Alain Caillé : Jusqu’à il y a peu, c’étaient les questions et les enjeux économiques qui occupaient la première place dans les débats politiques. Il ne fait pas de doute qu’ils sont d’une importance extrême. Notre monde est à la fois la proie et le témoin effrayé de gigantesques conflits géostratégiques animés par le souci de développer une économie la plus puissante possible et de s’approprier des ressources précieuses, de l’eau, de la terre, du pétrole, des minerais, des terres rares, etc. On le voit partout, en Afrique notamment, et plus particulièrement encore en République démocratique du Congo. La politique de Trump, quant à elle, sacrifie tout aux intérêts économiques immédiats des États-Unis – qu’il ne distingue d’ailleurs pas de ses intérêts financiers personnels.

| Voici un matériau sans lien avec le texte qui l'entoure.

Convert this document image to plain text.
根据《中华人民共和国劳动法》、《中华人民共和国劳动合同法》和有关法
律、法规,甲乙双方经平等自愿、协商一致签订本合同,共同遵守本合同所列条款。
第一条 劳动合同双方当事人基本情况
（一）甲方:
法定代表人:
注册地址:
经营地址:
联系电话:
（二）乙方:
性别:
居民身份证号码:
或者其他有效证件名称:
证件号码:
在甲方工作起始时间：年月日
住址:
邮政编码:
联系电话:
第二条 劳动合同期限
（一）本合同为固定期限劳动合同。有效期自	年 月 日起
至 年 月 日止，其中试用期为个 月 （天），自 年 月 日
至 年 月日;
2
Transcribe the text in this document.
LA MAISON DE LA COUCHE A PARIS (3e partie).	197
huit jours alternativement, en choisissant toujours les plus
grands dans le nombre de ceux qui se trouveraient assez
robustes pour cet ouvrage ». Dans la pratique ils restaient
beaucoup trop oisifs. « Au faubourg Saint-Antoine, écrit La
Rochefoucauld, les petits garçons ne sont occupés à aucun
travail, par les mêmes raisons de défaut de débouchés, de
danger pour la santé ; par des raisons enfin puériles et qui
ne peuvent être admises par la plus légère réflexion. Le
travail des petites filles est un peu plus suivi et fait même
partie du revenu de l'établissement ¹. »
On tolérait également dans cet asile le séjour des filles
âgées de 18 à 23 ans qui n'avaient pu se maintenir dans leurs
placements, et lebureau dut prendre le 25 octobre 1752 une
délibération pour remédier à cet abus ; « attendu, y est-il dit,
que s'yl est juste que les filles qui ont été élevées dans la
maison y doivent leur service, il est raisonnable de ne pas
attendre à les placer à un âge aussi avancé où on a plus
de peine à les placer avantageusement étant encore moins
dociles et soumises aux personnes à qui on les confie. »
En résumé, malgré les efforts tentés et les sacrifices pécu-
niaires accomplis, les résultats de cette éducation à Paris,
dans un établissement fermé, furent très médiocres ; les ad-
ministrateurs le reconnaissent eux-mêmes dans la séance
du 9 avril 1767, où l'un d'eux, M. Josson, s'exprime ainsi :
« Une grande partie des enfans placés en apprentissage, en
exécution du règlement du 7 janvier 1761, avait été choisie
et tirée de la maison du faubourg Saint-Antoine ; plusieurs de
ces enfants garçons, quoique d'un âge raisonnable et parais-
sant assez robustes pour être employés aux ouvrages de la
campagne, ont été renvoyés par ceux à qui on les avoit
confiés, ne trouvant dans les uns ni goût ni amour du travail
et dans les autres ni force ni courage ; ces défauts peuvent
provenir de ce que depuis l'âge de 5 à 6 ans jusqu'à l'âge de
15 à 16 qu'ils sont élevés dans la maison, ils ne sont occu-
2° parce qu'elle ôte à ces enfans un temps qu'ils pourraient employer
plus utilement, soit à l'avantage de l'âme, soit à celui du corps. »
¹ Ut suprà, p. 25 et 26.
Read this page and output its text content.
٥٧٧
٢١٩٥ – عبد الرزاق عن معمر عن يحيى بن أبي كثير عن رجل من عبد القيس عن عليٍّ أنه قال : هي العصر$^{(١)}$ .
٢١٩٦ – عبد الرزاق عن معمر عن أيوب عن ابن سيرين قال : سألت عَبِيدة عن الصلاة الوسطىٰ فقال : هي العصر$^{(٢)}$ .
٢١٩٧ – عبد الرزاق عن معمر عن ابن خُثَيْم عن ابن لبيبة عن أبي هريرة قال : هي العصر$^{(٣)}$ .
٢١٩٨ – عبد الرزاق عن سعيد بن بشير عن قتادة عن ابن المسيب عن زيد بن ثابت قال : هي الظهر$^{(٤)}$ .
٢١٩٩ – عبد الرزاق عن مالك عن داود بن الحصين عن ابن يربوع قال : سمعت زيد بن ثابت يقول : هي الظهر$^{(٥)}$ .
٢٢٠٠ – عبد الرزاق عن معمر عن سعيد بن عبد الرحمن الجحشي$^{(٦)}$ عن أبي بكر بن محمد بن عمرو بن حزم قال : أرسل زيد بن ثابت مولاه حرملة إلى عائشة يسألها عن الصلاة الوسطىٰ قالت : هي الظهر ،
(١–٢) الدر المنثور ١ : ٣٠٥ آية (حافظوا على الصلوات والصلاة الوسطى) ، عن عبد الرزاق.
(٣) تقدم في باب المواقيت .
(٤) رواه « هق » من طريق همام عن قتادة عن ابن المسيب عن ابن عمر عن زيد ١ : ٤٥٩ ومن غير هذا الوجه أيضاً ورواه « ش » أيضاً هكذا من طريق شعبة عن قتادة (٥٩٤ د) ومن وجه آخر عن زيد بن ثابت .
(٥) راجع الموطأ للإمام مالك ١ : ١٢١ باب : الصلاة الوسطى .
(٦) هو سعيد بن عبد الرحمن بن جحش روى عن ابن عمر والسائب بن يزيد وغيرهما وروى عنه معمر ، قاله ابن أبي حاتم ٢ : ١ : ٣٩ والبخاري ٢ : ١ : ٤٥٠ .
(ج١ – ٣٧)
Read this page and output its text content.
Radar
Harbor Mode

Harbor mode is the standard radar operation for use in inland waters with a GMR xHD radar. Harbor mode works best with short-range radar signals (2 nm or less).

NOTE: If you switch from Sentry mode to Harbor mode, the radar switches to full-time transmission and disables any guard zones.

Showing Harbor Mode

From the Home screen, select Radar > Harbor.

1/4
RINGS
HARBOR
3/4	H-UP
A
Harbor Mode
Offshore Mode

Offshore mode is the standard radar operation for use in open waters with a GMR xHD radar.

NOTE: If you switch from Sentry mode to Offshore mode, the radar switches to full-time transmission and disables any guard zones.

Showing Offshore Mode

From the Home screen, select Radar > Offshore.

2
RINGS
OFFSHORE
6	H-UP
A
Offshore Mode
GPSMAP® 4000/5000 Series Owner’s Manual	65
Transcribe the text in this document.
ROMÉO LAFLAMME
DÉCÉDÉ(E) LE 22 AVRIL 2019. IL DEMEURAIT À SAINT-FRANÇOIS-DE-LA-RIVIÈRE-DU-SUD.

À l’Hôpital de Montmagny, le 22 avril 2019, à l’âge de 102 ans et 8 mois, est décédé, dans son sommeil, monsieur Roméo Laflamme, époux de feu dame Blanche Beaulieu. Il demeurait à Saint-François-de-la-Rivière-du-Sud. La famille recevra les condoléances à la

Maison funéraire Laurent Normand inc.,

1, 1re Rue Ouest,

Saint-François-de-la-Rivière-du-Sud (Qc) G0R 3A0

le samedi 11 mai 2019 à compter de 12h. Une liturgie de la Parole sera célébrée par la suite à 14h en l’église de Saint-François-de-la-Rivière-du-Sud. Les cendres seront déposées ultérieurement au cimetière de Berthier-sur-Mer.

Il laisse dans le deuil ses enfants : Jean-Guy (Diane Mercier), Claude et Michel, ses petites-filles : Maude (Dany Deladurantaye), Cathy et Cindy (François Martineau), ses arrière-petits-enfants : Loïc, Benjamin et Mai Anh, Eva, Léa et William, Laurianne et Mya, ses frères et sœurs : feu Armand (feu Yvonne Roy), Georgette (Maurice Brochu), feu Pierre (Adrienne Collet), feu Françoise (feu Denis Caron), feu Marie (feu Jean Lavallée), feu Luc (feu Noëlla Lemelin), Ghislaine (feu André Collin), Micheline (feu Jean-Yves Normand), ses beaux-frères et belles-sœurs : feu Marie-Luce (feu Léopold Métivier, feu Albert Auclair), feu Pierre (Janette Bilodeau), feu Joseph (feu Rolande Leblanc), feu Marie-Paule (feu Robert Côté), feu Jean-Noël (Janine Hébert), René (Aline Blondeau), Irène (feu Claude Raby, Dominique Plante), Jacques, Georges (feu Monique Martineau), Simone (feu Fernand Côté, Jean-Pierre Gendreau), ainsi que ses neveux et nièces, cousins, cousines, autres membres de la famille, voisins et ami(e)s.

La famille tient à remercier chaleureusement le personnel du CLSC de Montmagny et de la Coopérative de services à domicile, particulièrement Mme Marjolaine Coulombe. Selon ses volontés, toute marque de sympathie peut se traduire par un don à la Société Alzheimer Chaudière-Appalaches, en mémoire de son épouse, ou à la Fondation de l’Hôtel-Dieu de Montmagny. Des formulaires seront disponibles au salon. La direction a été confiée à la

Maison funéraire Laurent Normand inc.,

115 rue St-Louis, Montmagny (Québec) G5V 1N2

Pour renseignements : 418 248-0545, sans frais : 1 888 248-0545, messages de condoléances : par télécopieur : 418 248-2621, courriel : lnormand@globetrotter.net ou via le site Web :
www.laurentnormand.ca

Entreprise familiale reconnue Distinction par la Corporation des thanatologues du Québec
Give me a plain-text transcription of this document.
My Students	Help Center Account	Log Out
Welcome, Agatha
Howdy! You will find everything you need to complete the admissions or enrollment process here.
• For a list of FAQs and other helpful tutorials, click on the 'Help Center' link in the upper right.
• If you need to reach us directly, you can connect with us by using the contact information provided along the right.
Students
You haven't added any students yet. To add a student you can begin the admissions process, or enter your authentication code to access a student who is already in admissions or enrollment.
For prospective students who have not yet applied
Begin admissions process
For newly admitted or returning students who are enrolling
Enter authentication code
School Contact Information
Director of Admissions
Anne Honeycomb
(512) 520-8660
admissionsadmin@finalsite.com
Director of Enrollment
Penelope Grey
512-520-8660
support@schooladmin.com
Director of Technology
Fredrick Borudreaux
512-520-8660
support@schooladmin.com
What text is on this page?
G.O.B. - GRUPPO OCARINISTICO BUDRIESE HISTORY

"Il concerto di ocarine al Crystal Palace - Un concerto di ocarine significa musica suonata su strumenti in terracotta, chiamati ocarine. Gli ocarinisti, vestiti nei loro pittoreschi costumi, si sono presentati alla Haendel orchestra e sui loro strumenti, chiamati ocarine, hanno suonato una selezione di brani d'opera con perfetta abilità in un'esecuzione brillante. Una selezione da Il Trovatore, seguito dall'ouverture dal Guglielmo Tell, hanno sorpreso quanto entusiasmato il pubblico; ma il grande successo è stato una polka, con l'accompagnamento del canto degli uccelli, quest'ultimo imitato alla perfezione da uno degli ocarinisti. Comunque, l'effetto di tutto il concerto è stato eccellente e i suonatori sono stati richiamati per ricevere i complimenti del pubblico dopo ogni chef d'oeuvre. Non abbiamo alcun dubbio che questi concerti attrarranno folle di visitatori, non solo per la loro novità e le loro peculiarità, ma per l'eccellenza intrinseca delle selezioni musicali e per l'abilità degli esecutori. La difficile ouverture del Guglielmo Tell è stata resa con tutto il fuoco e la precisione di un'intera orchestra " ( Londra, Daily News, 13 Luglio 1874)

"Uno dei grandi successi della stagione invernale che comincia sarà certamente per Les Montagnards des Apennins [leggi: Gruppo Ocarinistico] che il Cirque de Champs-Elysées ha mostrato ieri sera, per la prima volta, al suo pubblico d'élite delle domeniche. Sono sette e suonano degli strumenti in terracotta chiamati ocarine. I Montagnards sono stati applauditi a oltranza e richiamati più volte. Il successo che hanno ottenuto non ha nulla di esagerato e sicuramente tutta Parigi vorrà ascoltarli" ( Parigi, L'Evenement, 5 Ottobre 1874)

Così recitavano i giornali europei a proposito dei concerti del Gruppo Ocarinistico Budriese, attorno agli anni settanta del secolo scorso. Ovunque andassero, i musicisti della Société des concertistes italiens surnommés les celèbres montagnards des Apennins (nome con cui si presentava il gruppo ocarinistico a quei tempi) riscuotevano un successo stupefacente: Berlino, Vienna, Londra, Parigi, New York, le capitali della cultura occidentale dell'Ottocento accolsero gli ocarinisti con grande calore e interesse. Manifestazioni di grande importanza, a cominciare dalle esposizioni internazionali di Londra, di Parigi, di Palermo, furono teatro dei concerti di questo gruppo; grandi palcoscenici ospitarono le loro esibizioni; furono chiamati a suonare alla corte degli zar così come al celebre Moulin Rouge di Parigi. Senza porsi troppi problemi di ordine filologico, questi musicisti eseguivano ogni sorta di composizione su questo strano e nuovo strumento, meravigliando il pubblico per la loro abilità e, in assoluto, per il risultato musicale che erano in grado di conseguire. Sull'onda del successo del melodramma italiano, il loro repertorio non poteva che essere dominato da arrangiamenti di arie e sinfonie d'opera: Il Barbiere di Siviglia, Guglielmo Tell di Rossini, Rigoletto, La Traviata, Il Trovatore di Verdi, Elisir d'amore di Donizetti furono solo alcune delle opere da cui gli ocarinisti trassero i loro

Le paradoxe apparent, toutefois, est qu’il a bénéficié du vote des classes populaires, lesquelles auraient sûrement eu plus intérêt, d’un point de vue strictement économique, à voter Kamala Harris. L’explication en est que, pour elles, la question de la valeur qui leur est reconnue prend le pas sur la valeur économique.
En affichant l’objectif de rendre à l’Amérique sa grandeur (MAGA), c’est leur valeur, trop déniée par les élites culturelles, que Trump donne le sentiment de vouloir rendre aux classes populaires. Ou, pour le dire autrement, il propose d’un côté aux grandes entreprises, aux milliardaires et aux géants de la Tech de maximiser la valeur de leur portefeuille financier, et de l’autre, il offre aux catégories sociales les moins bien loties la possibilité d’affirmer leur valeur en proclamant de plus en plus haut et fort les valeurs auxquelles elles croient ou veulent croire. Car on pense avoir de la valeur au prorata des valeurs que l’on professe, pour autant qu’elles sont reconnues par d’autres auxquels on reconnaît de la valeur. Il y a là ce qu’on pourrait appeler une circularité axiologique auto-renforçante : j’ai de la valeur parce que j’ai des valeurs partagées par des gens à qui j’attribue de la valeur et qui m’en confèrent en retour parce que j’ai les mêmes valeurs qu’eux.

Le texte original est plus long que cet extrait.